O ministério fez o primeiro
contato de aproximação. Allan é acusado de participar de supostos grupos de
“milícias digitais” que teriam cometido ataques contra as instituições e o
Estado de Direito. Ele é considerado foragido desde que foi ordenada sua prisão
preventiva no inquérito das fake news, em 2021.
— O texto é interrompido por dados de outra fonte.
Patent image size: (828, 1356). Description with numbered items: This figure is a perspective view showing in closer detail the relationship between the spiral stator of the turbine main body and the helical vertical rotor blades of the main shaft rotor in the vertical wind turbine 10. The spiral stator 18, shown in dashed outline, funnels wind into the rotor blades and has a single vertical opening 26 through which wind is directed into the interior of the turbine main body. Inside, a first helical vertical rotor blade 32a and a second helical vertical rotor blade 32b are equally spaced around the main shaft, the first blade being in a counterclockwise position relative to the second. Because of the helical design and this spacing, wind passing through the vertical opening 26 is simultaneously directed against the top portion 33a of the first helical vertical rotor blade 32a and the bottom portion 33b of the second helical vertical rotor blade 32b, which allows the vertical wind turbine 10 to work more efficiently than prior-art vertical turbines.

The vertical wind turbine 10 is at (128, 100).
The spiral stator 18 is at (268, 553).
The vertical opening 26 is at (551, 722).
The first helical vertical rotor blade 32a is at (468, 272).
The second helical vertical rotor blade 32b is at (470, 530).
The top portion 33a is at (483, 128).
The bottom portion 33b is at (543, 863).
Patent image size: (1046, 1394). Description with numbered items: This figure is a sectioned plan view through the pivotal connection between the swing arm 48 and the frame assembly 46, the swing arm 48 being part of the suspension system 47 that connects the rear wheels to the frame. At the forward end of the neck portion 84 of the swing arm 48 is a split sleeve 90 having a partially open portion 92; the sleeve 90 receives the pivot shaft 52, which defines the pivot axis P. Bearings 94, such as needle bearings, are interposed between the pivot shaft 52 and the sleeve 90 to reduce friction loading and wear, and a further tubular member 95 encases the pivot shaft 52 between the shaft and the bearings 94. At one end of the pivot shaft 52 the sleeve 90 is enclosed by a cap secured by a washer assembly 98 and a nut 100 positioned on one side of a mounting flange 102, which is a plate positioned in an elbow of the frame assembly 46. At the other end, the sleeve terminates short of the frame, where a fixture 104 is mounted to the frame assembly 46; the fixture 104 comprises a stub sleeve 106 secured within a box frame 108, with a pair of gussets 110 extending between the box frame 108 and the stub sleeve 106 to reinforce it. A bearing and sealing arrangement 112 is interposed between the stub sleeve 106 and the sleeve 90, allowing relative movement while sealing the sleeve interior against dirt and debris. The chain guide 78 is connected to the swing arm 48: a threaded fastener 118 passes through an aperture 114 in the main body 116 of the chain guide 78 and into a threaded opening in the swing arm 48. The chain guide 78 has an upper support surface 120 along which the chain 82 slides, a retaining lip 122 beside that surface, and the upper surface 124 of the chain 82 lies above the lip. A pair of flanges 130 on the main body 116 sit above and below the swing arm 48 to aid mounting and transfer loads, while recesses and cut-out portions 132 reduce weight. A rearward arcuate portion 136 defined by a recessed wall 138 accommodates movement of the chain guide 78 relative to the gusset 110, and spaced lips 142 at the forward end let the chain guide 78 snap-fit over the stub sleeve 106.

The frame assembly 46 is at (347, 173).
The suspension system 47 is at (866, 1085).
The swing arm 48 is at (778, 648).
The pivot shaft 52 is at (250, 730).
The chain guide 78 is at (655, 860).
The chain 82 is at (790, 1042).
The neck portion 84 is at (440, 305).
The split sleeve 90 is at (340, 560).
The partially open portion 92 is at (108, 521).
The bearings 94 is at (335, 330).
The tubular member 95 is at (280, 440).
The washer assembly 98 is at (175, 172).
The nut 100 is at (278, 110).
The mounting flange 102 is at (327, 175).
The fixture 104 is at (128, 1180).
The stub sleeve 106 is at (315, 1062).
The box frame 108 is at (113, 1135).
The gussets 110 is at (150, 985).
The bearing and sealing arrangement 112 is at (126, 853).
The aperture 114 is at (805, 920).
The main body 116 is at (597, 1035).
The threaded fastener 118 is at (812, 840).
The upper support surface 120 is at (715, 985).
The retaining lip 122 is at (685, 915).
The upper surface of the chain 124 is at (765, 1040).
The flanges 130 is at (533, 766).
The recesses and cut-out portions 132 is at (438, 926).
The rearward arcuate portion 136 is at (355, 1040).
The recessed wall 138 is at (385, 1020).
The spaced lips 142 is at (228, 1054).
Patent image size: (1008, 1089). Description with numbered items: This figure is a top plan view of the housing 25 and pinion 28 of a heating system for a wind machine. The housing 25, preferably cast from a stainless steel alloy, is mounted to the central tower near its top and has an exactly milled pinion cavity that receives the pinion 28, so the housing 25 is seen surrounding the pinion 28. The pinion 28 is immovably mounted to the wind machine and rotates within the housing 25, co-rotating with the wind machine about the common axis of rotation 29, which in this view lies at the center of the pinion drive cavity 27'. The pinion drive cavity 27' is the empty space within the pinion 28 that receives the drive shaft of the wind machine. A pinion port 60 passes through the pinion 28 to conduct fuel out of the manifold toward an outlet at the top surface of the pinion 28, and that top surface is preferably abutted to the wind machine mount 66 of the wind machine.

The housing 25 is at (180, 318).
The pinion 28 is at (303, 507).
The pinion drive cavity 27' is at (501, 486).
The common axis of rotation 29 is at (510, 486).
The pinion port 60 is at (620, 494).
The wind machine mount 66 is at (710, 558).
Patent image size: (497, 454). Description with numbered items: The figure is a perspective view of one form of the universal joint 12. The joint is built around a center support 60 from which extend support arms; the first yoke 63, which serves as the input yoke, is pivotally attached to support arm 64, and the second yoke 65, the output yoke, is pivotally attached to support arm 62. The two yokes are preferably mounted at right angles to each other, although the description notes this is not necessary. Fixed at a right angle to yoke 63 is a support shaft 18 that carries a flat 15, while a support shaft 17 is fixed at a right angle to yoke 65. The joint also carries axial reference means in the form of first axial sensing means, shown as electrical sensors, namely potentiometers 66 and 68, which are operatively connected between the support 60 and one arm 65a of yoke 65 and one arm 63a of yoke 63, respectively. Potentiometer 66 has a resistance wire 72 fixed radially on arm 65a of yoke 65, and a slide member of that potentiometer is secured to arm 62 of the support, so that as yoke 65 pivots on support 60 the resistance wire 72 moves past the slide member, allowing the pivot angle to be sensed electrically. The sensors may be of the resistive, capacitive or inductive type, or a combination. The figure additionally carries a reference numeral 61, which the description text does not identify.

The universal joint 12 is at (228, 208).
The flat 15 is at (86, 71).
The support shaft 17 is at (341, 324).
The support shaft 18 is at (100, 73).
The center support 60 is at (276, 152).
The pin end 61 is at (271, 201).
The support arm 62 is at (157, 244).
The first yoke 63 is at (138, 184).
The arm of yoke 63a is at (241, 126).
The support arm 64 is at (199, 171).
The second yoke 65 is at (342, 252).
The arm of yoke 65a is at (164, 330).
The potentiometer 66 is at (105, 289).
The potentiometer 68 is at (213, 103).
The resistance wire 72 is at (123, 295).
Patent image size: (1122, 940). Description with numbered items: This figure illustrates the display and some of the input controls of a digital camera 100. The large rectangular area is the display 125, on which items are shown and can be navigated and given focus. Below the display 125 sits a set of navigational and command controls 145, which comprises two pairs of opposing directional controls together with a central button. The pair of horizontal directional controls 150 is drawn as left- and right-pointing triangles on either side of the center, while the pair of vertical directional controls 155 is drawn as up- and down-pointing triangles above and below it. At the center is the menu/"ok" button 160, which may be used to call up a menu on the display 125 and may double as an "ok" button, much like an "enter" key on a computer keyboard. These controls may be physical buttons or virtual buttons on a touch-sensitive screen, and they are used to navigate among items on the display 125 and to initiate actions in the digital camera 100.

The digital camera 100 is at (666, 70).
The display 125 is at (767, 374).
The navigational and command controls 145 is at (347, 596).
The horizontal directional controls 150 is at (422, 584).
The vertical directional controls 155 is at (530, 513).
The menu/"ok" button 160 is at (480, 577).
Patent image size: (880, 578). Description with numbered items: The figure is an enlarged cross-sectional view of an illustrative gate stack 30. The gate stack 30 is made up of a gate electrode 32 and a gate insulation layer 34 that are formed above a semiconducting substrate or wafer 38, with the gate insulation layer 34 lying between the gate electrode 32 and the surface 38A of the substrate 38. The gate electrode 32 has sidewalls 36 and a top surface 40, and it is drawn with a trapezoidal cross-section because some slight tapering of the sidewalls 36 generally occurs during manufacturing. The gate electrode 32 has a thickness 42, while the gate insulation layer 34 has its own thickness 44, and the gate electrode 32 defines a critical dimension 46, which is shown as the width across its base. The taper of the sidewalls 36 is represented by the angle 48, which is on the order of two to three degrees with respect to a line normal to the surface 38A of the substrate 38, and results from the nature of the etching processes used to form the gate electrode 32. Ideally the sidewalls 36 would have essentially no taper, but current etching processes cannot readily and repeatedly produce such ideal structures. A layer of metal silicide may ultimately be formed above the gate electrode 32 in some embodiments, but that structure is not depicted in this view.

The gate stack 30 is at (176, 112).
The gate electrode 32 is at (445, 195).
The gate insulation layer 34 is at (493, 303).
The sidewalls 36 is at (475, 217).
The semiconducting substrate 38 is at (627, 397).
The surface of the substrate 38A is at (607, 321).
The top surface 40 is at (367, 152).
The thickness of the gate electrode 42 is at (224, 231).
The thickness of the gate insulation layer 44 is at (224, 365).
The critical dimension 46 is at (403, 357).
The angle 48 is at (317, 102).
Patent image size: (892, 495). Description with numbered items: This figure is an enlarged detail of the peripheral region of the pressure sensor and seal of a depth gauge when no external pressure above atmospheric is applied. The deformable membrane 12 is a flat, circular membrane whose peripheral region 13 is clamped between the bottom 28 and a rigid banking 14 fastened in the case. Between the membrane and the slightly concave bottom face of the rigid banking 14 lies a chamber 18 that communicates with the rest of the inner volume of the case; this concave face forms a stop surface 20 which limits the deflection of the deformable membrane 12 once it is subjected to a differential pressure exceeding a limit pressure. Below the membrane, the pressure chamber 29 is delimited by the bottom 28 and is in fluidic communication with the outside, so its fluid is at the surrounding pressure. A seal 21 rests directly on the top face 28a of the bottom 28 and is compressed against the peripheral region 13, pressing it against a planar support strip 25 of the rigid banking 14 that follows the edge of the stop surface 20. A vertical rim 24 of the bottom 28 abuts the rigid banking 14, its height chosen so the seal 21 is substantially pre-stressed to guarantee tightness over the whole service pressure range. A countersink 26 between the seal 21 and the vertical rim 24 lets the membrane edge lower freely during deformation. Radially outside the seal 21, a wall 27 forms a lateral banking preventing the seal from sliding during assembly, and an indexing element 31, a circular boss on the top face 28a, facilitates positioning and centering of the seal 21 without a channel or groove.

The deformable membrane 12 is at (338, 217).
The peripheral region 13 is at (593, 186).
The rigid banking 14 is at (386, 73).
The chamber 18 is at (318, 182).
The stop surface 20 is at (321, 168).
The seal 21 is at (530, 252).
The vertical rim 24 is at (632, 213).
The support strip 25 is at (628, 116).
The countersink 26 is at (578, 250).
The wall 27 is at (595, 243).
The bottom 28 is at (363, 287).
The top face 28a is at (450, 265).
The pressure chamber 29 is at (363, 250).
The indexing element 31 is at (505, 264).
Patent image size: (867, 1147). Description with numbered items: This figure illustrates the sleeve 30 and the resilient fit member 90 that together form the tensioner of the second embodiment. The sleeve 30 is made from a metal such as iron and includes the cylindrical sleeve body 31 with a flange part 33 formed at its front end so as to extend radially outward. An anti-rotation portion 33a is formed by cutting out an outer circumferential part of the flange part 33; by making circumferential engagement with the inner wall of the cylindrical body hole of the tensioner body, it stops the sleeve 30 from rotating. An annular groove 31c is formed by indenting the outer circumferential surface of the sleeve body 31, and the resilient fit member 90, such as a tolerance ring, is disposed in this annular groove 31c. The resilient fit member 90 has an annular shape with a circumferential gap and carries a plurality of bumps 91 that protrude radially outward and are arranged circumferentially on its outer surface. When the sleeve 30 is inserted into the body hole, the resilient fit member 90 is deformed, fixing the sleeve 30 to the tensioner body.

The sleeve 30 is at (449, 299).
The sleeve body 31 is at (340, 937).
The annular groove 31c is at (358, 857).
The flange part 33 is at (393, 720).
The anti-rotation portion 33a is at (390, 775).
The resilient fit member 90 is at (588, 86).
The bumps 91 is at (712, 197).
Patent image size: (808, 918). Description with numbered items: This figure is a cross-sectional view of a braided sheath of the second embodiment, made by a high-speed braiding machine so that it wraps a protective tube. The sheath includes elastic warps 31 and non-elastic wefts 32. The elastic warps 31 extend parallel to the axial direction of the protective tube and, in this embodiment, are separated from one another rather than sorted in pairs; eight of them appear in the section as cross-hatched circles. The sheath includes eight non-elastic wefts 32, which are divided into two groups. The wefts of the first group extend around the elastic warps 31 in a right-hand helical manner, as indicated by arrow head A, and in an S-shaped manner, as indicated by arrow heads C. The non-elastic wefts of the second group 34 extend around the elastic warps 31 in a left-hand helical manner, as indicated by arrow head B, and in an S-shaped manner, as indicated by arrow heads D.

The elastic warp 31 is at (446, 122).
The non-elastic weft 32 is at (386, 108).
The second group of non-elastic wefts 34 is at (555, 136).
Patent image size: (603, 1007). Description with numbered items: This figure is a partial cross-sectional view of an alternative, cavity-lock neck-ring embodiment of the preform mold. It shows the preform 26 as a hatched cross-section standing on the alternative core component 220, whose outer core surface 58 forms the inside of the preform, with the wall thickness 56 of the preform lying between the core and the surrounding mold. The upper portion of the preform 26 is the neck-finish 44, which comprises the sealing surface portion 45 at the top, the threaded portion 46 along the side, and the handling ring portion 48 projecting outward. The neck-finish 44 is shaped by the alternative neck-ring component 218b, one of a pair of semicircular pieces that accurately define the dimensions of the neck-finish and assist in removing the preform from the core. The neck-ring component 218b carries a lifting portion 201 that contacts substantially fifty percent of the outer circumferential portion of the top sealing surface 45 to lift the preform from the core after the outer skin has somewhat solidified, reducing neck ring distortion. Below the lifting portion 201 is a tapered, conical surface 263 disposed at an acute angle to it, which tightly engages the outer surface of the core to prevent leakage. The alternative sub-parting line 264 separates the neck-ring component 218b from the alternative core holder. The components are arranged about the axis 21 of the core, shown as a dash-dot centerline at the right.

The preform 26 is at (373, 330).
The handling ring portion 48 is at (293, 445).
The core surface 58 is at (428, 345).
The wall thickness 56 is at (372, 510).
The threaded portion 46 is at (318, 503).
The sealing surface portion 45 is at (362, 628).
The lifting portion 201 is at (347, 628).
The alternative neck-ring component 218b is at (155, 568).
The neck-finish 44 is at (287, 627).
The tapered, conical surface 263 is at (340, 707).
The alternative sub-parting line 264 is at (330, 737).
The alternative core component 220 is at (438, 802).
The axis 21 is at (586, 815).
O contato feito com a Interpol
pede que Allan seja colocado na lista internacional de procurados da polícia
internacional. A entidade atua em cerca de 200 países também recebeu um pedido
do STF para colocá-lo na lista de difusão vermelha, considera a mais alta.
Depois da ordem de prisão
expedida, o Brasil acionou, por meio do Departamento de Recuperação de Ativos e
Cooperação Internacional (DRCI), os Estado Unidos e enviou o pedido de inclusão
à Interpol em sua principal lista de procurados. Como a Polícia Federal
representa o Brasil na Interpol, é por meio dela que os pedidos com base em
decisões judiciais chegam à instituição.
Processo contra Allan dos
Santos
Como já noticiou a Revista
Oeste, Ivan Sartori, ex-presidente do Tribunal de Justiça do
Estado de São Paulo, disse que o processo contra o jornalista Allan dos Santos
tem “claro contorno inconstitucional”. Ele teve seu passaporte cancelado a
pedido do ministro Alexandre de Moraes.
Segundo Sartori, poderiam pesar
contra Allan “ações penais por crimes contra a honra, indenizatória em primeiro
grau”. No entanto, o caso não poderia ser julgado pela Corte porque Allan não
tem prerrogativa de foro.
O magistrado também afirma que a
decisão é “teoria dos frutos da árvore envenenada”. Essa teoria diz que toda
prova produzida em consequência de uma descoberta obtida por meios ilícitos estará
“contaminada”.
Sartori ressalta que a decisão
contra Allan afronta o artigo 5º da Constituição Federal (CF), nos incisos
LIII, LIV e LV. “O processo todo fere esses dispositivos”, salientou. “Ele tem
claro contorno inconstitucional. A medida praticamente retira a cidadania de
Allan, que está fora do Brasil. E isso sem o devido processo legal.”